Well, he wouldn’t be the only one. It was a strident theme as the Wolverines held their annual media day Sunday. They’ve won a BCS bowl and gone 19-7 in Hoke’s two seasons, but this is the step they must take next, before any talk of national aspirations.
Ohio State is a heavy favorite to win the Big Ten again — partly because the Buckeyes get one more free season in the lame Leaders division — but the Wolverines have their best shot in several years, with a workable schedule and upgraded talent.
“It’s the battle cry around here, the measure of how we really know we’re back to where we belong,” athletic director Dave Brandon said. “Until we win it, there’s gonna be high levels of motivation to fix that problem. Brady is absolutely perfect for this job, and it’s also the coaches he’s surrounded himself with. We look like Michigan again. We’re bigger and stronger and prepared to play more of the smash-mouth football that defines the Big Ten.”
Gardner can't wait
Mark Dantonio talked last week about being “inches” away, but hey, Michigan State earned a title share as recently as 2010. Ohio State and Wisconsin gobbled up the rest since 2004. The Wolverines have been pounds away but that’s changing, at least on paper and in pads. Denard Robinson is gone, and so are most remnants of the spread offense. Devin Gardner is a 6-foot-4 junior who can run, and could develop into an excellent pro-style quarterback.

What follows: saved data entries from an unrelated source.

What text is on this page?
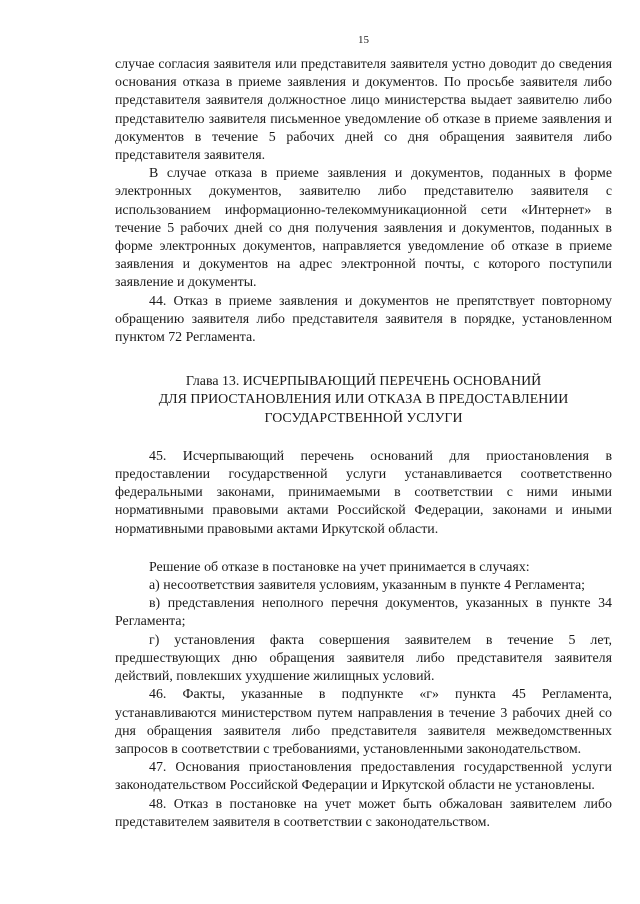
15

случае согласия заявителя или представителя заявителя устно доводит до сведения основания отказа в приеме заявления и документов. По просьбе заявителя либо представителя заявителя должностное лицо министерства выдает заявителю либо представителю заявителя письменное уведомление об отказе в приеме заявления и документов в течение 5 рабочих дней со дня обращения заявителя либо представителя заявителя.

В случае отказа в приеме заявления и документов, поданных в форме электронных документов, заявителю либо представителю заявителя с использованием информационно-телекоммуникационной сети «Интернет» в течение 5 рабочих дней со дня получения заявления и документов, поданных в форме электронных документов, направляется уведомление об отказе в приеме заявления и документов на адрес электронной почты, с которого поступили заявление и документы.

44. Отказ в приеме заявления и документов не препятствует повторному обращению заявителя либо представителя заявителя в порядке, установленном пунктом 72 Регламента.

Глава 13. ИСЧЕРПЫВАЮЩИЙ ПЕРЕЧЕНЬ ОСНОВАНИЙ
ДЛЯ ПРИОСТАНОВЛЕНИЯ ИЛИ ОТКАЗА В ПРЕДОСТАВЛЕНИИ
ГОСУДАРСТВЕННОЙ УСЛУГИ

45. Исчерпывающий перечень оснований для приостановления в предоставлении государственной услуги устанавливается соответственно федеральными законами, принимаемыми в соответствии с ними иными нормативными правовыми актами Российской Федерации, законами и иными нормативными правовыми актами Иркутской области.

Решение об отказе в постановке на учет принимается в случаях:

а) несоответствия заявителя условиям, указанным в пункте 4 Регламента;

в) представления неполного перечня документов, указанных в пункте 34 Регламента;

г) установления факта совершения заявителем в течение 5 лет, предшествующих дню обращения заявителя либо представителя заявителя действий, повлекших ухудшение жилищных условий.

46. Факты, указанные в подпункте «г» пункта 45 Регламента, устанавливаются министерством путем направления в течение 3 рабочих дней со дня обращения заявителя либо представителя заявителя межведомственных запросов в соответствии с требованиями, установленными законодательством.

47. Основания приостановления предоставления государственной услуги законодательством Российской Федерации и Иркутской области не установлены.

48. Отказ в постановке на учет может быть обжалован заявителем либо представителем заявителя в соответствии с законодательством.
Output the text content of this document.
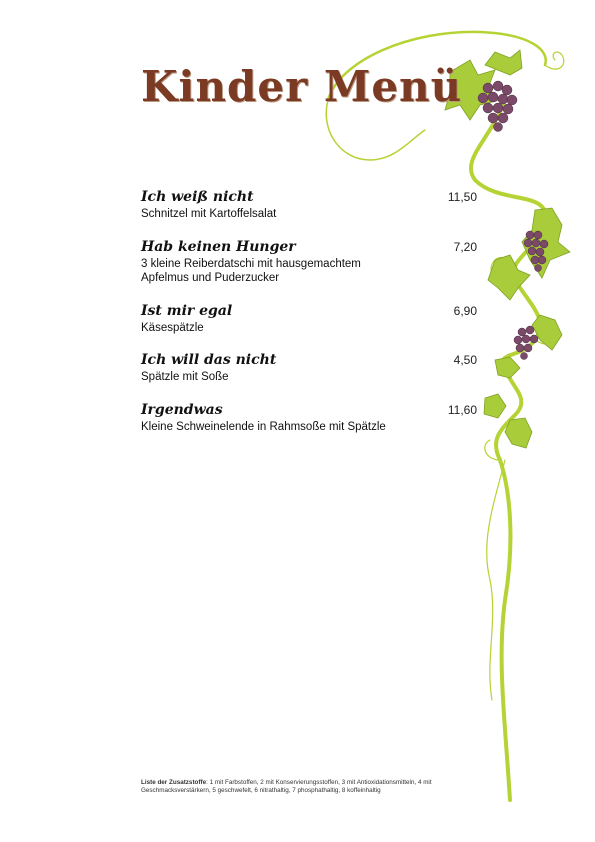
Kinder Menü
Ich weiß nicht	11,50
Schnitzel mit Kartoffelsalat
Hab keinen Hunger	7,20
3 kleine Reiberdatschi mit hausgemachtem Apfelmus und Puderzucker
Ist mir egal	6,90
Käsespätzle
Ich will das nicht	4,50
Spätzle mit Soße
Irgendwas	11,60
Kleine Schweinelende in Rahmsoße mit Spätzle
Liste der Zusatzstoffe: 1 mit Farbstoffen, 2 mit Konservierungsstoffen, 3 mit Antioxidationsmitteln, 4 mit Geschmacksverstärkern, 5 geschwefelt, 6 nitrathaltig, 7 phosphathaltig, 8 koffeinhaltig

For now, he’d just like to develop into a Big Ten championship quarterback.
“It feels horrible that we haven’t won one,” said Gardner, who completed 59 percent of his passes in five starts last season. “We haven’t done anything. I can’t wait to get the opportunity.”
The Wolverines return only two starting offensive linemen — 6-8 Lewan and 6-7 right tackle Michael Schofield — but they’re adding raw beef (football term). Projected guards Kyle Kalis (297 pounds) and Ben Braden (314) are highly touted redshirt freshmen, and center Jack Miller is a 291-pound sophomore.
Remember all those sprightly backs and receivers skittering around with Robinson? They could be dynamic, but they’re about to be extinct in Ann Arbor. Longtime running backs coach Fred Jackson raves about his batch of seven running backs, almost every one topping 200 pounds.
Top recruit Derrick Green (240 pounds) looks like a tree stump that thumps, and that’s a compliment. Senior Fitzgerald Toussaint is 100 percent again after his horrible leg injury. From 198-pound Justice Hayes to 250-pound Wyatt Shallman, the backfield is so crowded, 168-pound Dennis Norfleet was granted his request to move to receiver.
“(Green) is a huge human being, but he’s got great feet, too,” Jackson said. “And I think Fitz will be better because he’s stronger, got more weight to him, and he’s definitely faster. … Brady is a big historian, and he’s pounding the fact we haven’t won in a while. Every day they hear something about it.”
With Urban Meyer cranking it up at Ohio State, it won’t get any easier. Michigan’s nine-year drought is the program’s longest since 1950-64, but at least now the Wolverines are back to a formula that worked before.
Don’t take it from me. Take a look at the Wolverines in the opener Aug. 31 against Central Michigan. Hoke’s red-hot recruiting added tons of size, and in the rugged Big Ten, that’s the preferred path.
Offensive line coach Darrell Funk said Sunday, “We finally have some guys that want to play physical,” an attitude that could alleviate the experience deficit. Hoke has a quiet confidence in his team, and I asked what element he must see before he knows it’s ready to win big.
“Playing fast and playing physical,” Hoke said. “I had this conversation with (wife) Laura Hoke last night. I don’t think we’re playing as fast as we need to play to be a championship football team.”
That’s a fairly typical lament early in fall camp. You can bet Hoke will bring it up daily, and it won’t be the only point he hammers.